Often, we are asked ”Why can’t more classes look like Saturday’s workout (test)?”
If you’ve been around us for long, you know our philosophy is to train all week and test on Saturday.
Those Saturday workouts typically combine weights with cardio and you go against the clock. You know…the whole “3, 2, 1, go!”
There are many reasons why we don’t test more than once a week.
For one, testing takes a toll on your central nervous system (CNS). Test too often and you will see issues like overuse injuries, wear and tear on joints and ligaments, and hormonal issues. In any sport, game day doesn’t happen several times per week. That’s because your body is not designed to perform at its max every day.
Secondly, we prioritize strength and movement quality in our programming. In metcon tests, the higher repetitions under the stress of the clock lead to sloppiness, even with the most seasoned athletes. It just happens when you are in a competitive mode.
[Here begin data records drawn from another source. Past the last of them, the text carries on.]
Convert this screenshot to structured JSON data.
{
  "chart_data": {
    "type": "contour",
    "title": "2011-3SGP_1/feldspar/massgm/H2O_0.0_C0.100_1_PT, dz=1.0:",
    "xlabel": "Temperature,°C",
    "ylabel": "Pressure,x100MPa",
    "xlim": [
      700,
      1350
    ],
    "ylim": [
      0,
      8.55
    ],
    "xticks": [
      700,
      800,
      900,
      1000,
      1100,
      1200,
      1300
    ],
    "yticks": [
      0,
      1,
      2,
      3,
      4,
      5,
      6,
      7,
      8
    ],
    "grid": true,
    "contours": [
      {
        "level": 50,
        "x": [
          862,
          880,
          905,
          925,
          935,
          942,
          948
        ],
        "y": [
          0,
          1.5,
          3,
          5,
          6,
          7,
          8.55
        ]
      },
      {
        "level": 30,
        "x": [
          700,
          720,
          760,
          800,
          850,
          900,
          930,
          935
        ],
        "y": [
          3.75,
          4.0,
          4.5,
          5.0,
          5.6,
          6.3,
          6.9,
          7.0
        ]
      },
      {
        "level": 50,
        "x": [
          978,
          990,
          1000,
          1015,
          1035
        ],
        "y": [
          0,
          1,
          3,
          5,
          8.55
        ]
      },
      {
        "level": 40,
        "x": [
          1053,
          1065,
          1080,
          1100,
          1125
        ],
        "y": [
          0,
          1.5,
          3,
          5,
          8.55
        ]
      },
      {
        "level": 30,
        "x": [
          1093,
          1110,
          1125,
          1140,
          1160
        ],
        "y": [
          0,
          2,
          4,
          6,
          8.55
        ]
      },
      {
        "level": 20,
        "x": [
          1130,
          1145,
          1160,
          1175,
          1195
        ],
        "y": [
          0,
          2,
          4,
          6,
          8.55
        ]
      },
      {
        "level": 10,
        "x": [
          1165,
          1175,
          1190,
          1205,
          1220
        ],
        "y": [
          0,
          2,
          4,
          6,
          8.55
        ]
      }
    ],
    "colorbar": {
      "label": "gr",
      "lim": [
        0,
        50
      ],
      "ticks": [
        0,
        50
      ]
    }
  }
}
Doing that too often will reinforce those sub-standard movement patterns. And, the light to moderate weights lifted at an extremely high heart rate doesn’t actually build strength.
Metcons sends a cardio signal to your body. Even with weights, it’s still a cardio signal. Too much of that signal and your body pares down muscle. The strongest signal always wins.
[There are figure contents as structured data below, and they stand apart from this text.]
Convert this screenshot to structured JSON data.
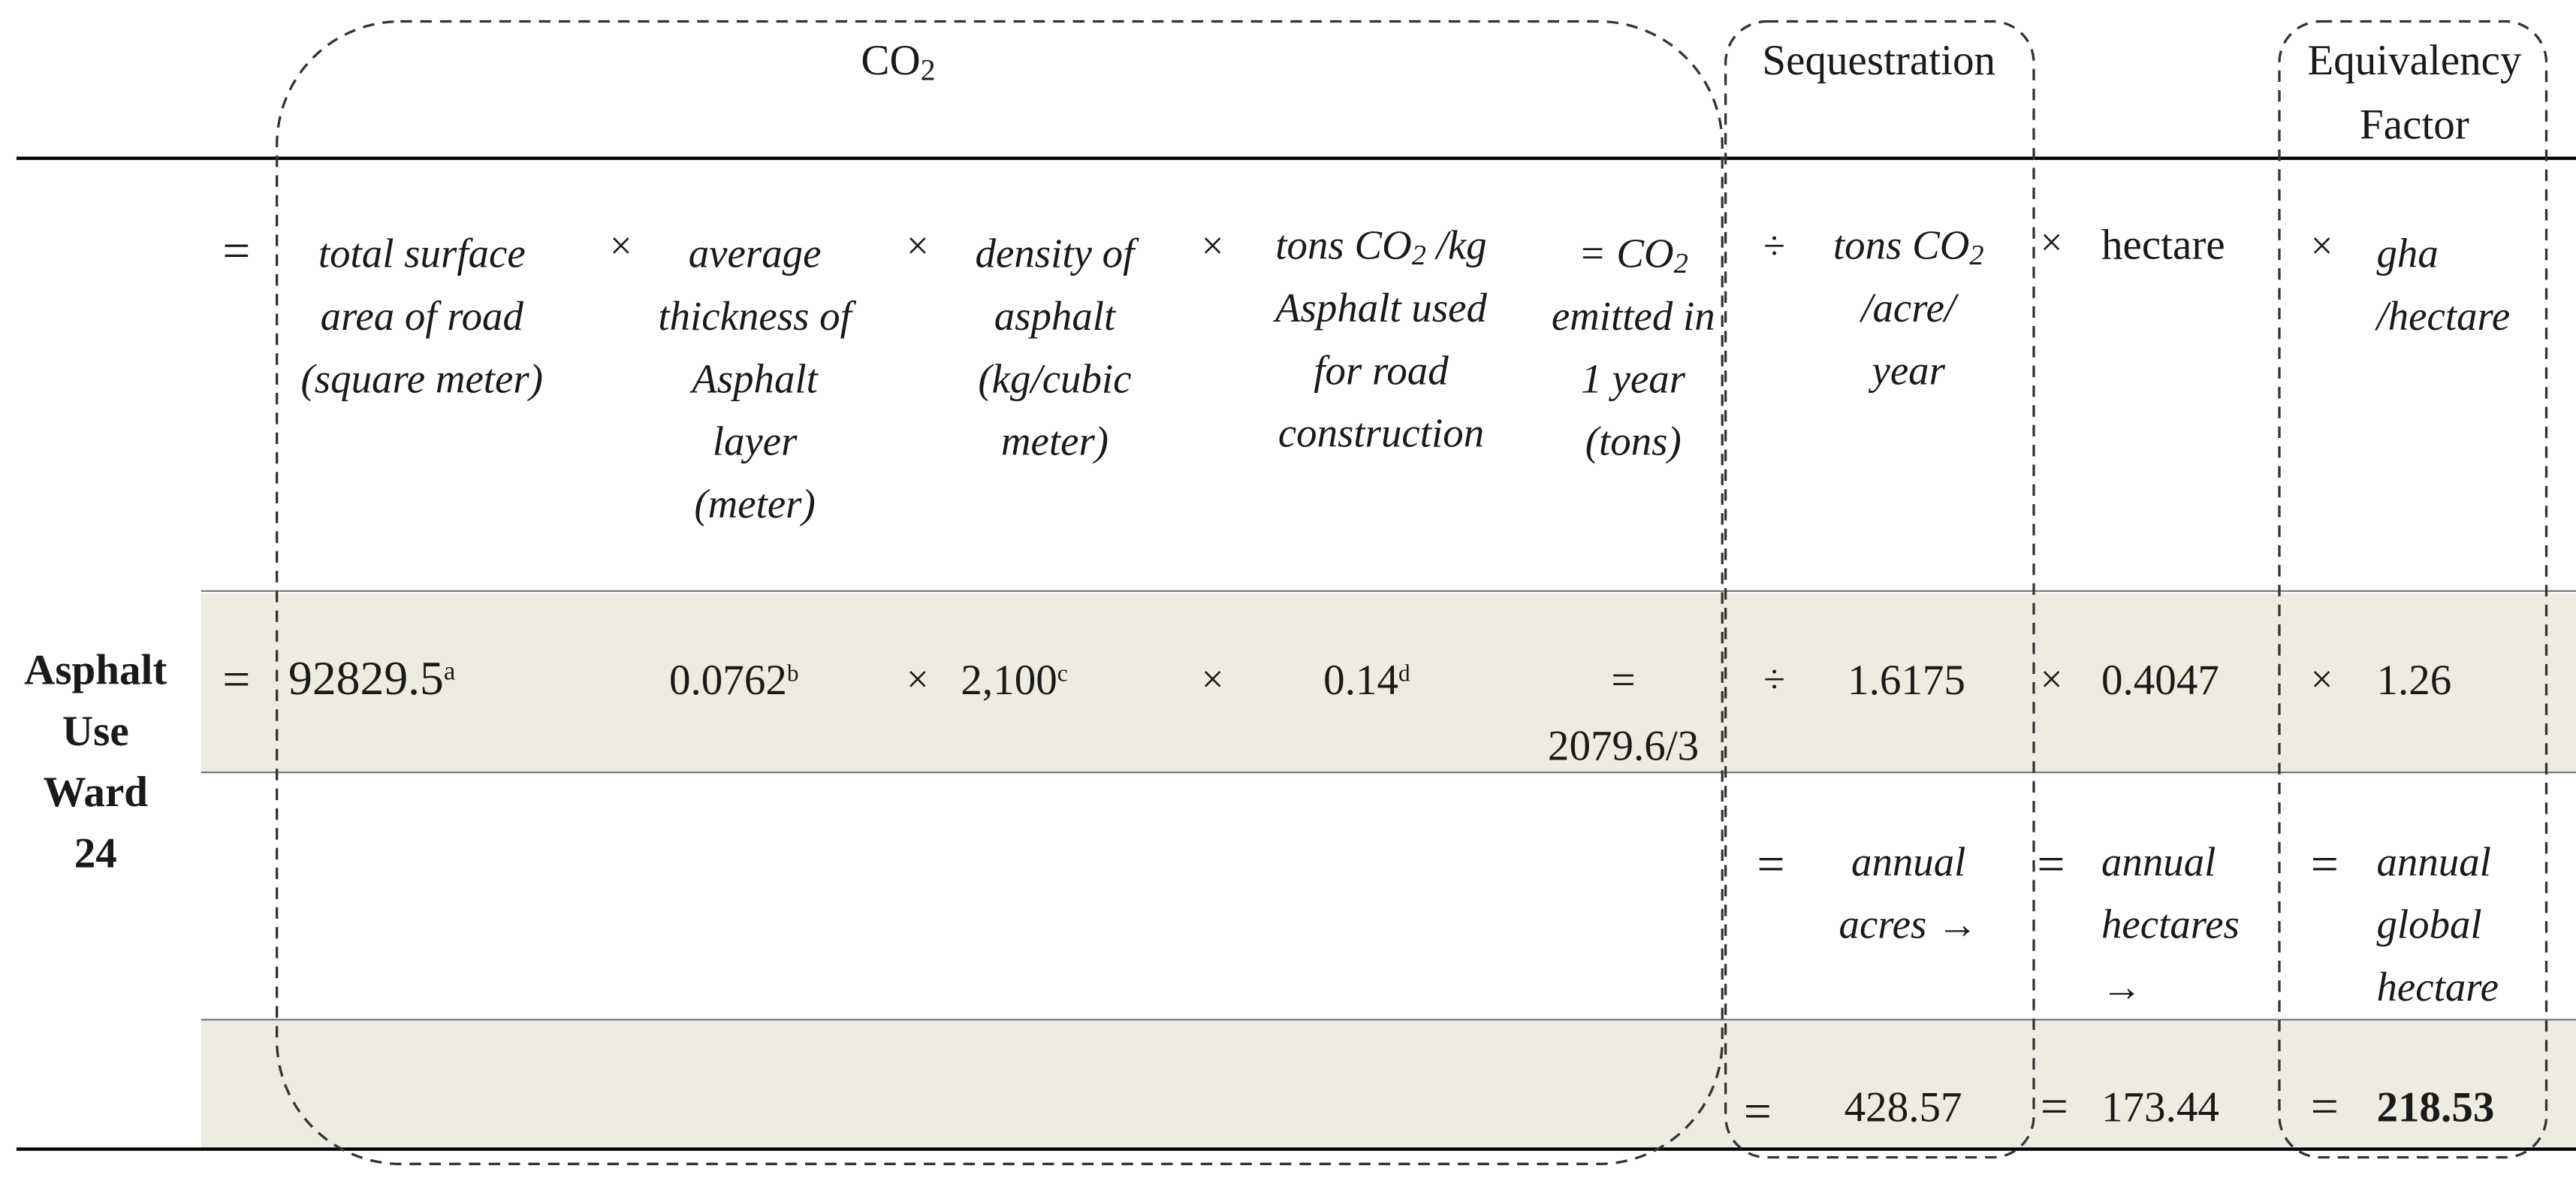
{
  "header": {
    "co2_group": "CO",
    "co2_group_sub": "2",
    "sequestration_group": "Sequestration",
    "equivalency_line1": "Equivalency",
    "equivalency_line2": "Factor"
  },
  "row_label": {
    "line1": "Asphalt",
    "line2": "Use",
    "line3": "Ward",
    "line4": "24"
  },
  "operators": {
    "equals": "=",
    "times": "×",
    "divide": "÷"
  },
  "formula_row": {
    "surface_area": "total surface area of road (square meter)",
    "thickness": "average thickness of Asphalt layer (meter)",
    "density": "density of asphalt (kg/cubic meter)",
    "tons_co2_pre": "tons CO",
    "tons_co2_sub": "2",
    "tons_co2_post": " /kg Asphalt used for road construction",
    "co2_emitted_pre": "= CO",
    "co2_emitted_sub": "2",
    "co2_emitted_post": " emitted in 1 year (tons)",
    "seq_pre": "tons CO",
    "seq_sub": "2",
    "seq_post": " /acre/ year",
    "hectare": "hectare",
    "gha": "gha /hectare"
  },
  "values_row": {
    "surface_area": "92829.5",
    "surface_area_note": "a",
    "thickness": "0.0762",
    "thickness_note": "b",
    "density": "2,100",
    "density_note": "c",
    "tons_co2": "0.14",
    "tons_co2_note": "d",
    "co2_emitted": "2079.6/3",
    "sequestration": "1.6175",
    "hectare": "0.4047",
    "gha": "1.26"
  },
  "result_labels": {
    "annual_acres": "annual acres →",
    "annual_hectares": "annual hectares →",
    "annual_gha": "annual global hectare"
  },
  "results_row": {
    "acres": "428.57",
    "hectares": "173.44",
    "gha": "218.53"
  }
}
Our cardio days (Tuesday and Thursday) give you that intensity stimulus without beating you down. This is because we typically use machines and/or bodyweight movements. And our cardio workouts have a purpose, be it pacing, interval training, etc. The following day, you will have the ability to hit your strength workouts with full focus and intensity because your CNS and your body don’t feel taxed from the day before. If we programmed metcons on all of those days, it would take away from the quality work we’ve programmed on other days.
Lastly cardio (and that includes metcons) isn’t the best way to shed fat and develop your physique. It’s strength training for the win.
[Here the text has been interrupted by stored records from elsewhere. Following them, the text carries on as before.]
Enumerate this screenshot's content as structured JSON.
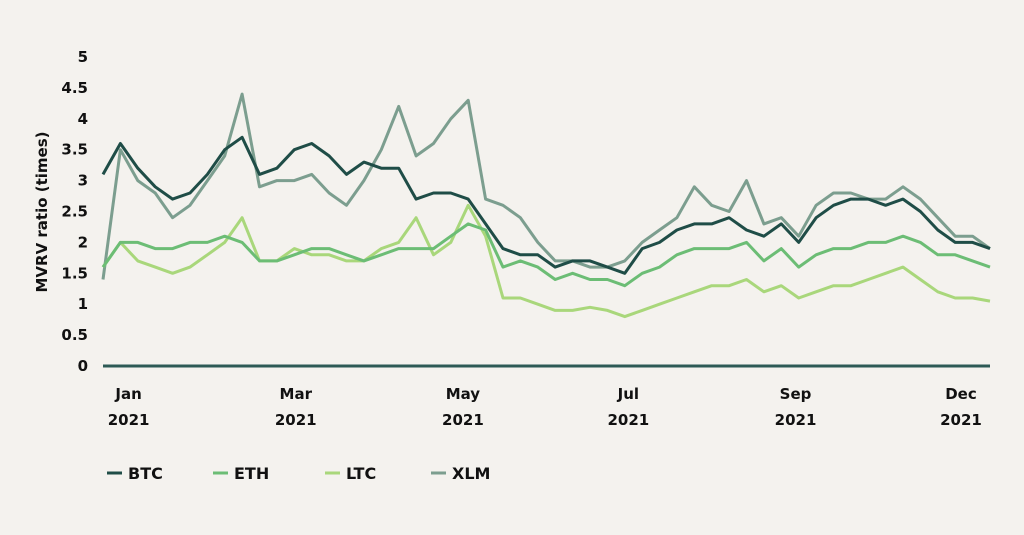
{
  "chart_data": {
    "type": "line",
    "title": "",
    "xlabel": "",
    "ylabel": "MVRV ratio (times)",
    "ylim": [
      0,
      5
    ],
    "yticks": [
      "0",
      "0.5",
      "1",
      "1.5",
      "2",
      "2.5",
      "3",
      "3.5",
      "4",
      "4.5",
      "5"
    ],
    "x_unit": "week of 2021",
    "xlim": [
      0,
      52
    ],
    "xticks": [
      {
        "pos": 1.5,
        "label": "Jan",
        "year": "2021"
      },
      {
        "pos": 11.3,
        "label": "Mar",
        "year": "2021"
      },
      {
        "pos": 21.1,
        "label": "May",
        "year": "2021"
      },
      {
        "pos": 30.8,
        "label": "Jul",
        "year": "2021"
      },
      {
        "pos": 40.6,
        "label": "Sep",
        "year": "2021"
      },
      {
        "pos": 50.3,
        "label": "Dec",
        "year": "2021"
      }
    ],
    "grid": false,
    "legend_position": "bottom-left",
    "series": [
      {
        "name": "XLM",
        "color": "#7c9e8f",
        "values": [
          1.4,
          3.5,
          3.0,
          2.8,
          2.4,
          2.6,
          3.0,
          3.4,
          4.4,
          2.9,
          3.0,
          3.0,
          3.1,
          2.8,
          2.6,
          3.0,
          3.5,
          4.2,
          3.4,
          3.6,
          4.0,
          4.3,
          2.7,
          2.6,
          2.4,
          2.0,
          1.7,
          1.7,
          1.6,
          1.6,
          1.7,
          2.0,
          2.2,
          2.4,
          2.9,
          2.6,
          2.5,
          3.0,
          2.3,
          2.4,
          2.1,
          2.6,
          2.8,
          2.8,
          2.7,
          2.7,
          2.9,
          2.7,
          2.4,
          2.1,
          2.1,
          1.9
        ]
      },
      {
        "name": "LTC",
        "color": "#a9d77b",
        "values": [
          1.6,
          2.0,
          1.7,
          1.6,
          1.5,
          1.6,
          1.8,
          2.0,
          2.4,
          1.7,
          1.7,
          1.9,
          1.8,
          1.8,
          1.7,
          1.7,
          1.9,
          2.0,
          2.4,
          1.8,
          2.0,
          2.6,
          2.1,
          1.1,
          1.1,
          1.0,
          0.9,
          0.9,
          0.95,
          0.9,
          0.8,
          0.9,
          1.0,
          1.1,
          1.2,
          1.3,
          1.3,
          1.4,
          1.2,
          1.3,
          1.1,
          1.2,
          1.3,
          1.3,
          1.4,
          1.5,
          1.6,
          1.4,
          1.2,
          1.1,
          1.1,
          1.05
        ]
      },
      {
        "name": "ETH",
        "color": "#6cbd75",
        "values": [
          1.6,
          2.0,
          2.0,
          1.9,
          1.9,
          2.0,
          2.0,
          2.1,
          2.0,
          1.7,
          1.7,
          1.8,
          1.9,
          1.9,
          1.8,
          1.7,
          1.8,
          1.9,
          1.9,
          1.9,
          2.1,
          2.3,
          2.2,
          1.6,
          1.7,
          1.6,
          1.4,
          1.5,
          1.4,
          1.4,
          1.3,
          1.5,
          1.6,
          1.8,
          1.9,
          1.9,
          1.9,
          2.0,
          1.7,
          1.9,
          1.6,
          1.8,
          1.9,
          1.9,
          2.0,
          2.0,
          2.1,
          2.0,
          1.8,
          1.8,
          1.7,
          1.6
        ]
      },
      {
        "name": "BTC",
        "color": "#1f4d47",
        "values": [
          3.1,
          3.6,
          3.2,
          2.9,
          2.7,
          2.8,
          3.1,
          3.5,
          3.7,
          3.1,
          3.2,
          3.5,
          3.6,
          3.4,
          3.1,
          3.3,
          3.2,
          3.2,
          2.7,
          2.8,
          2.8,
          2.7,
          2.3,
          1.9,
          1.8,
          1.8,
          1.6,
          1.7,
          1.7,
          1.6,
          1.5,
          1.9,
          2.0,
          2.2,
          2.3,
          2.3,
          2.4,
          2.2,
          2.1,
          2.3,
          2.0,
          2.4,
          2.6,
          2.7,
          2.7,
          2.6,
          2.7,
          2.5,
          2.2,
          2.0,
          2.0,
          1.9
        ]
      }
    ],
    "legend_order": [
      "BTC",
      "ETH",
      "LTC",
      "XLM"
    ],
    "axis_color": "#2d5a55"
  }
}
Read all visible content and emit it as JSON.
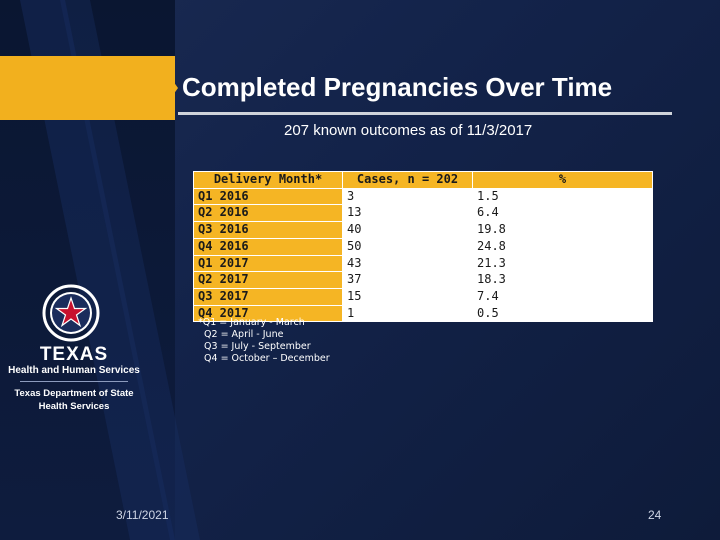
{
  "slide": {
    "title": "Completed Pregnancies Over Time",
    "subtitle": "207 known outcomes as of 11/3/2017",
    "date": "3/11/2021",
    "page_number": "24"
  },
  "table": {
    "headers": [
      "Delivery Month*",
      "Cases, n = 202",
      "%"
    ],
    "rows": [
      {
        "quarter": "Q1 2016",
        "cases": "3",
        "pct": "1.5"
      },
      {
        "quarter": "Q2 2016",
        "cases": "13",
        "pct": "6.4"
      },
      {
        "quarter": "Q3 2016",
        "cases": "40",
        "pct": "19.8"
      },
      {
        "quarter": "Q4 2016",
        "cases": "50",
        "pct": "24.8"
      },
      {
        "quarter": "Q1 2017",
        "cases": "43",
        "pct": "21.3"
      },
      {
        "quarter": "Q2 2017",
        "cases": "37",
        "pct": "18.3"
      },
      {
        "quarter": "Q3 2017",
        "cases": "15",
        "pct": "7.4"
      },
      {
        "quarter": "Q4 2017",
        "cases": "1",
        "pct": "0.5"
      }
    ]
  },
  "footnote": {
    "lines": [
      "*Q1 = January - March",
      "  Q2 = April - June",
      "  Q3 = July - September",
      "  Q4 = October – December"
    ]
  },
  "logo": {
    "line1": "TEXAS",
    "line2": "Health and Human Services",
    "line3": "Texas Department of State",
    "line4": "Health Services"
  },
  "colors": {
    "accent_gold": "#f2b01e",
    "background_navy": "#13234a",
    "table_header": "#f5b524"
  }
}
High-quality training demands that you separate strength and cardio sessions for maximum benefit and adaptation.
All that said, testing is fun! And we enjoy throwing down on occasion. But, it doesn’t lead to better movement and more strength if done too often. We have a duty to “do no harm” with our programming. We want to feel good about what we deliver to our clients and we want to reduce the chances of injury happening. That’s why we don’t program metcons/tests too often.